4627,tetramethyl lead,XOOGZRUBTYCLHG-UHFFFAOYSA-N,1.6E-05
4628,ethyltrimethylplumbane,KHQJREYATBQBHY-UHFFFAOYSA-N,2.8E-05
4629,diethyldimethylplumbane,OLOAJSHVLXNSQV-UHFFFAOYSA-N,2.1E-05
4630,triethylmethylplumbane,KGFRUGHBHNUHOS-UHFFFAOYSA-N,1.6E-05


In [260]:
# converting string values to float 
df2['Hcp'] = df2['Hcp'].apply(pd.to_numeric, errors='coerce')

In [261]:
# save dataframe as csv
df2.to_csv('hcp_values.csv', index=False)
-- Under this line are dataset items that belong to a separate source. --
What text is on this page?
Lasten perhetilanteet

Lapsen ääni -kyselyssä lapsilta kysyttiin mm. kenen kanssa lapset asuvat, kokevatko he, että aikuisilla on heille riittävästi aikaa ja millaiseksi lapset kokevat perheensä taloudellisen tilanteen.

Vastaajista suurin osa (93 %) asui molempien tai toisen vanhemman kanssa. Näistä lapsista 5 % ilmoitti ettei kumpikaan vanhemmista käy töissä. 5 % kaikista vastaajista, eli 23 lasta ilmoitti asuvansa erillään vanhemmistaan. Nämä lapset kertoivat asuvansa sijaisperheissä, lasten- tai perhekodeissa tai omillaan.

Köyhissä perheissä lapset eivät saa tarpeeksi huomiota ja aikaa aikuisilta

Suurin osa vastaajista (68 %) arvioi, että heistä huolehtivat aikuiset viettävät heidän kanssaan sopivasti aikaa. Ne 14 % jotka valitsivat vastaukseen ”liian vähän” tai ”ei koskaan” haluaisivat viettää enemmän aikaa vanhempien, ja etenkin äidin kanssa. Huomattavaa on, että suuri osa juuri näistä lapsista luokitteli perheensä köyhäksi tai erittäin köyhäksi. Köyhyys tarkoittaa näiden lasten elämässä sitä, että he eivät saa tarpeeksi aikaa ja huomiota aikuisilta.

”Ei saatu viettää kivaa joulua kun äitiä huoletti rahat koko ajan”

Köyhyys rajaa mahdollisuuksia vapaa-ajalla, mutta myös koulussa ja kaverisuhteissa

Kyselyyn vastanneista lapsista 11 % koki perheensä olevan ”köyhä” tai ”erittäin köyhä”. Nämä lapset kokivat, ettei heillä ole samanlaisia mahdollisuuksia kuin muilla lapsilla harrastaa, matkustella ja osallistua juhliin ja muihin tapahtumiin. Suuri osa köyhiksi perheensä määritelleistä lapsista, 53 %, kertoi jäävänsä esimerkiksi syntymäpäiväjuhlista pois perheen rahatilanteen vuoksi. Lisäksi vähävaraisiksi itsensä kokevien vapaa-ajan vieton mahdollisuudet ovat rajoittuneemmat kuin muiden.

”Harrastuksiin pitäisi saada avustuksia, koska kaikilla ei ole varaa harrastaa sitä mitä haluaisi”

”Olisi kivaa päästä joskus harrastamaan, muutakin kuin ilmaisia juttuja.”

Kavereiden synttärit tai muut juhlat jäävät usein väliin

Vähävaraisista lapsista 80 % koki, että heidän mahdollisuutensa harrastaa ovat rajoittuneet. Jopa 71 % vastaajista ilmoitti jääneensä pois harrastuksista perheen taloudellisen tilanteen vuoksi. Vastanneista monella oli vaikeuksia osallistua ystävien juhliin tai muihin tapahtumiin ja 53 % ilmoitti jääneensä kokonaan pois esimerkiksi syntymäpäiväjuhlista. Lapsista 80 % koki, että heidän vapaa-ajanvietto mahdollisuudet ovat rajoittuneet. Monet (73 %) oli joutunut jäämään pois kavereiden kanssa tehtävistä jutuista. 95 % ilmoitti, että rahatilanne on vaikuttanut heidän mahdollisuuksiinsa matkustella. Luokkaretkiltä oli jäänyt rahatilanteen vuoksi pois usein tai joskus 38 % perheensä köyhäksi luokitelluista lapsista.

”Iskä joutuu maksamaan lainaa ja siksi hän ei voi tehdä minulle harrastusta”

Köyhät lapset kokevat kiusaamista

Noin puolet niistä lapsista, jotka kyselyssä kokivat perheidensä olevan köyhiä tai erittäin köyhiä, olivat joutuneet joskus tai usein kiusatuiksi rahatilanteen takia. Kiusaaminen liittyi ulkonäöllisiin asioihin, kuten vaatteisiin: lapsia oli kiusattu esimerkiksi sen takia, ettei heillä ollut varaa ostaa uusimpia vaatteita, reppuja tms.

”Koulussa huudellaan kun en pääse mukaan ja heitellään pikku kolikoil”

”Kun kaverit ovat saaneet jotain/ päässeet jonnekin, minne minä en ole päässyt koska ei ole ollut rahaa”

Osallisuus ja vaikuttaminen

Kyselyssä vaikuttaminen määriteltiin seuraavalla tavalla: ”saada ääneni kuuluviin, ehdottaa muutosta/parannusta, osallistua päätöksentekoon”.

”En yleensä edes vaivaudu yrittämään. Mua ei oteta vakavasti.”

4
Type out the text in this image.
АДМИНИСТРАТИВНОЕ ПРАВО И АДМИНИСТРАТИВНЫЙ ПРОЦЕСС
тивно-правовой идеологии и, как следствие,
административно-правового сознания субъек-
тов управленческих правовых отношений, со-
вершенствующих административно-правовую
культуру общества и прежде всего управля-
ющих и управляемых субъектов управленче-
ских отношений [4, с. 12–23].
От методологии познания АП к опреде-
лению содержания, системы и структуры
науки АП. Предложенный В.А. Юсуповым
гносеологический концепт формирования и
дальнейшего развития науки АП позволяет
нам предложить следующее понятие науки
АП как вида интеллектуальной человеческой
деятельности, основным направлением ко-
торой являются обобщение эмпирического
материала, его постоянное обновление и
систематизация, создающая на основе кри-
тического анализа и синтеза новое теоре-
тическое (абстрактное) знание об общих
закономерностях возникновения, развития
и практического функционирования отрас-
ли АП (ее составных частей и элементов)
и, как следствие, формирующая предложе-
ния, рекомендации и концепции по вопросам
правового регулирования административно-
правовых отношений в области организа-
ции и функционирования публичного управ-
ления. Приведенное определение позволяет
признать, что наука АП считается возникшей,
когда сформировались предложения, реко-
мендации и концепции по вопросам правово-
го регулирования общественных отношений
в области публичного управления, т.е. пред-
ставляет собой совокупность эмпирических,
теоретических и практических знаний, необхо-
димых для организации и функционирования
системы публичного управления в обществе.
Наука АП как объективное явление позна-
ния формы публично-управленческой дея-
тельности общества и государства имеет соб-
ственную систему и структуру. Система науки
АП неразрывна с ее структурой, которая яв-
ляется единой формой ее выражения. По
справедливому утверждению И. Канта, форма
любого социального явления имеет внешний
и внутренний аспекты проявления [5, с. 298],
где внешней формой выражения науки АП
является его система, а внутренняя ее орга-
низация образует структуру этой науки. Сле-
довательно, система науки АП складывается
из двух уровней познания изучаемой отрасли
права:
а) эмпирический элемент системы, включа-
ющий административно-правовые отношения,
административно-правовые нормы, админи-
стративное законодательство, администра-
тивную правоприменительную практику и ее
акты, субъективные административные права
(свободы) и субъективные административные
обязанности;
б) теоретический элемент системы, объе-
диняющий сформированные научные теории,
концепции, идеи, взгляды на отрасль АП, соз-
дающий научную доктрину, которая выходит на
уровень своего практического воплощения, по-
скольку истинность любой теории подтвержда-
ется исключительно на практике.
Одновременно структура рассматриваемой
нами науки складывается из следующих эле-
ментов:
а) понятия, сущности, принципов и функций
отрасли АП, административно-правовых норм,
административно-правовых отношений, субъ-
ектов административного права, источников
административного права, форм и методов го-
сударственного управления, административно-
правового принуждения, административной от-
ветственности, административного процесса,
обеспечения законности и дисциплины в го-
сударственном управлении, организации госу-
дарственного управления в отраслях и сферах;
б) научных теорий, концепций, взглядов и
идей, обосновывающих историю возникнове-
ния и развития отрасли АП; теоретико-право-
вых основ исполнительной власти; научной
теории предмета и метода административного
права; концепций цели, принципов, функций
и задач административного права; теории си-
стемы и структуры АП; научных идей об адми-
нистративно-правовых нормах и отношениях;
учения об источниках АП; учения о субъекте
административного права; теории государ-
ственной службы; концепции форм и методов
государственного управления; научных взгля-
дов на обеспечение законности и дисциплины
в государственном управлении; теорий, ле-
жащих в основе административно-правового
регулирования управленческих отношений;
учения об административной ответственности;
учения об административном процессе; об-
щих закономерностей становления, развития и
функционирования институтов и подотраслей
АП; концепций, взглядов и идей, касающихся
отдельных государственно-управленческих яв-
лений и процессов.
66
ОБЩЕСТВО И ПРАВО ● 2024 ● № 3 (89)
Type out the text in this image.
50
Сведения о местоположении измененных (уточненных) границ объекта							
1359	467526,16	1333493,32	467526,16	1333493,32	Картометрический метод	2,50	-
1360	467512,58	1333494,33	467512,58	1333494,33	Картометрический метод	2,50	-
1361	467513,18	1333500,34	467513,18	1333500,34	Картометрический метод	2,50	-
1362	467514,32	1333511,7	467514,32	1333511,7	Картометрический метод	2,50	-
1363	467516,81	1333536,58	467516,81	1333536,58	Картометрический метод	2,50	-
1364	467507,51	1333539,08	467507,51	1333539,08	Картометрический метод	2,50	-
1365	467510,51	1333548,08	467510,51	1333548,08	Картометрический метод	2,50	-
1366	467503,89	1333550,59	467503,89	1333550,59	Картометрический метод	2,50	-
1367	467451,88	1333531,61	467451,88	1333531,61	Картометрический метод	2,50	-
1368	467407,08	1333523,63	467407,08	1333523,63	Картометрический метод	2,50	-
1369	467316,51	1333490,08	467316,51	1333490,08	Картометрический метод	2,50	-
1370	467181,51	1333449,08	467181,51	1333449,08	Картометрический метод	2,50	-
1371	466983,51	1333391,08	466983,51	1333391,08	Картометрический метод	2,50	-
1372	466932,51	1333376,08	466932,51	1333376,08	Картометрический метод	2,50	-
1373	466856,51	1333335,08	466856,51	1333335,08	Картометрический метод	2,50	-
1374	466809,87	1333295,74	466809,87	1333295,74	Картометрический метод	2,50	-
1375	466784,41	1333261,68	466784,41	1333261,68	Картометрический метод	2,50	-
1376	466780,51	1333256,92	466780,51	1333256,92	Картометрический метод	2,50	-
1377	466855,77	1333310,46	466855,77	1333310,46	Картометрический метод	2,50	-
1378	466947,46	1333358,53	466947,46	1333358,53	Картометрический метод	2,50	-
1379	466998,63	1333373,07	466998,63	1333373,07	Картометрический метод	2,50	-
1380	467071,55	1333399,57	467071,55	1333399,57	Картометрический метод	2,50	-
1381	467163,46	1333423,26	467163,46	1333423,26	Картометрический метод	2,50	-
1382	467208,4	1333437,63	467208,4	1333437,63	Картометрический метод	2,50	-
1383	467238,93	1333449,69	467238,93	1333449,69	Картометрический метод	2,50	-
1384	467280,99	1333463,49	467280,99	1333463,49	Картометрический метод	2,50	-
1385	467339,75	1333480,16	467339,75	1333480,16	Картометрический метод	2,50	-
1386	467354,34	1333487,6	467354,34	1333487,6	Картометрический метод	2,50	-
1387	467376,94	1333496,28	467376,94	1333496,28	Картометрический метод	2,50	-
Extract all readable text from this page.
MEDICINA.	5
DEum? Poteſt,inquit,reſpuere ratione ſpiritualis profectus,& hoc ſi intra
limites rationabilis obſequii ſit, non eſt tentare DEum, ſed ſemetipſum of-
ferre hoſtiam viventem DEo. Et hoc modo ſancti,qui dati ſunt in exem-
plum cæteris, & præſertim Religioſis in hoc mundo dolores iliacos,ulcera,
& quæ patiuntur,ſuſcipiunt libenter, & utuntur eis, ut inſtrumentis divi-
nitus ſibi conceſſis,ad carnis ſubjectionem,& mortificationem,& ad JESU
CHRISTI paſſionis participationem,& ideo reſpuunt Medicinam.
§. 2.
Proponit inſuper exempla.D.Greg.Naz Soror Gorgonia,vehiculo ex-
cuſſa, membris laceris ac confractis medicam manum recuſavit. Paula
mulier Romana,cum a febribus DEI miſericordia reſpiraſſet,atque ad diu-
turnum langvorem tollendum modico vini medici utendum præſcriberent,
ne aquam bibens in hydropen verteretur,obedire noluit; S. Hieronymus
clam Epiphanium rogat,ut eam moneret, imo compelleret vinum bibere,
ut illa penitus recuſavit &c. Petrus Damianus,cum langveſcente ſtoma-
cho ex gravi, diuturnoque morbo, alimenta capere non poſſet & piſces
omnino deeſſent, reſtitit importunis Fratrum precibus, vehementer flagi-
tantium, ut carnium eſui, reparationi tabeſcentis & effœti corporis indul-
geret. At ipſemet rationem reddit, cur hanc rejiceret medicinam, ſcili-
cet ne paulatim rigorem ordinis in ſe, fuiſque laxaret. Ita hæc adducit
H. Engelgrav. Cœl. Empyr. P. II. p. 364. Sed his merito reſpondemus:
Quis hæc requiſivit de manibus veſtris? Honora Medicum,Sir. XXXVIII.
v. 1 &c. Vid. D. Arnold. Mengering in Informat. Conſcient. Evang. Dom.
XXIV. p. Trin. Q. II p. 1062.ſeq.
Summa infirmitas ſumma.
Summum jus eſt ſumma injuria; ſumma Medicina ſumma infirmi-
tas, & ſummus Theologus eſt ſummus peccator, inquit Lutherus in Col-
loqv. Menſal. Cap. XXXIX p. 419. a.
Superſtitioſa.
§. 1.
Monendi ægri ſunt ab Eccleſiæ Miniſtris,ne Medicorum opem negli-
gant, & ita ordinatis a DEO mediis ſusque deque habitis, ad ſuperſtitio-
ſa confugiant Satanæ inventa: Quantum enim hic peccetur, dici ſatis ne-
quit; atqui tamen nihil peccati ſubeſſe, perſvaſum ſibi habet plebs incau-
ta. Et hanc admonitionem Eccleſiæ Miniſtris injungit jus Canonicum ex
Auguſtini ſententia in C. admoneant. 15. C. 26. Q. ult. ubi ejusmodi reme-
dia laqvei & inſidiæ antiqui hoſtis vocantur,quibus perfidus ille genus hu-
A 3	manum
### Comparing methods by which dataframes were created

In [262]:
# check how many rows match up
merged = pd.merge(df_clean, df2, on=['Species'], how='inner')

In [263]:
merged

Unnamed: 0,Species,Hcp_x,InChIKey,Hcp_y
0,oxygen,1.2e-05,MYMOFIZGZYHOMD-UHFFFAOYSA-N,1.200000e-05
1,ozone,0.0001,CBENFWSGALASAD-UHFFFAOYSA-N,1.000000e-04
2,hydrogen atom,2.6e-06,YZCKVEUIGOORGS-UHFFFAOYSA-N,2.600000e-06
3,hydrogen,7.8e-06,UFHFLCQGNIYNRP-UHFFFAOYSA-N,7.800000e-06
4,deuterium,7.9e-06,UFHFLCQGNIYNRP-VVKOMZTBSA-N,7.900000e-06
...,...,...,...,...
3733,"(2,4-dichlorophenoxy)-acetic acid, 2-butoxyeth...",0.62,ZMWGIGHRZQTQRE-UHFFFAOYSA-N,6.200000e+01
3734,"(2,4-dichlorophenoxy)-acetic acid 2-ethylhexyl...",0.55,QZSFJRIWRPJUOH-UHFFFAOYSA-N,5.500000e-01
3735,(bromomethyl)-benzene,0.0014,AGEZXYOZHKGVCM-UHFFFAOYSA-N,1.400000e-03
3736,(2-bromoethyl)-benzene,0.0065,WMPPDTMATNBGJN-UHFFFAOYSA-N,6.500000e-03


894 were not matched meaning they were missing from the final pdf scraped dataset.